Any angle into this is as good as the next, so let's start with some things that I absolutely love. I love the color pink. I love sparkly things. I love my long, curly hair. I love makeup. I love dresses. I love dresses with flowers on them. I love skirts with flowers on them. I love cats. I love tattoos. I love cupcakes. I love frozen yogurt. I love babies. I love unicorns. I love Pinterest. I love Instagram. I love girl bands. I love girls. I love women. I love driving. I love singing. I love theatre. I love studying. I love reading. I love writing. I love researching. I love blogging. I love wine. I love whiskey. I love teaching. I love dancing. I love laughing. I love my sense of humor. I love my personality. I love my body. I love my courage. I love my passion. I love my ambition. I love my sensitivity. I love my feminism. I love my bisexuality. I love my sense of loyalty. I love my wariness. I love my fearfulness.

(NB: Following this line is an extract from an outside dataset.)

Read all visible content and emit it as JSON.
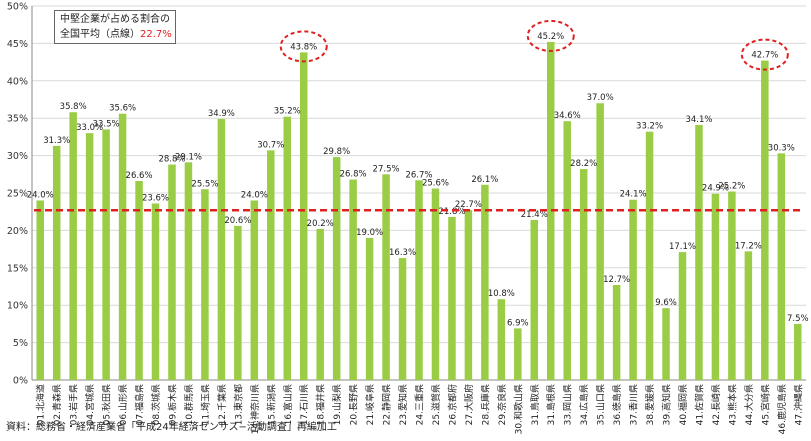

If you asked middle school me what I loved about myself I think I would've shyly said, "I don't know," and done anything in my power to avoid the question. I hated being plus-size. I hated being attracted to women. I felt like I was never going to be seen as a the fun-loving, loyal, feminine young woman that I was becoming if people knew me as these "awful" things. I grew up under the impression that being "fat" and being "queer" (words that I choose to reclaim but understand that for many convey harmful connotations) constituted the antithesis of being feminine. I knew in my heart that I was all three, but I felt that I needed to renounce the "stigmatized" parts of myself in order to have my sense of gender expression go unquestioned.
These days I'm still a work in progress, but I feel like I have a voice and a generally positive self-image. There are still days when those timeless insecurities resurface. Like, when I'm at a party and some boy calls me a "fat bitch," or when someone on Tinder sees "bisexual" in my profile and immediately figures it's okay to ask for a threesome (ATTENTION non-bisexual/pansexual people: please, for the love of all things holy, stop asking us for threesomes). But here's what many strong women who I admire have helped me to learn. Femininity is powerful. In sensitivity, maternity and kindness there is not weakness or fragility but rather mind-blowing levels of strength. My queerness does not negate this femininity. My fatness does not negate this femininity. Rather, they make my femininity something unique, something to be admired, something different, something beautiful, something nuanced. This is the view of myself I carry into the future. This is the feminine strength that I'll wear on graduation day, while I'm writing my thesis, while I'm getting married, while I'm raising my children and while I'm laid to rest.
I wouldn't trade any of it for the image of a woman sweet middle school me craved to attain. That's never who I was and never who I was meant to be.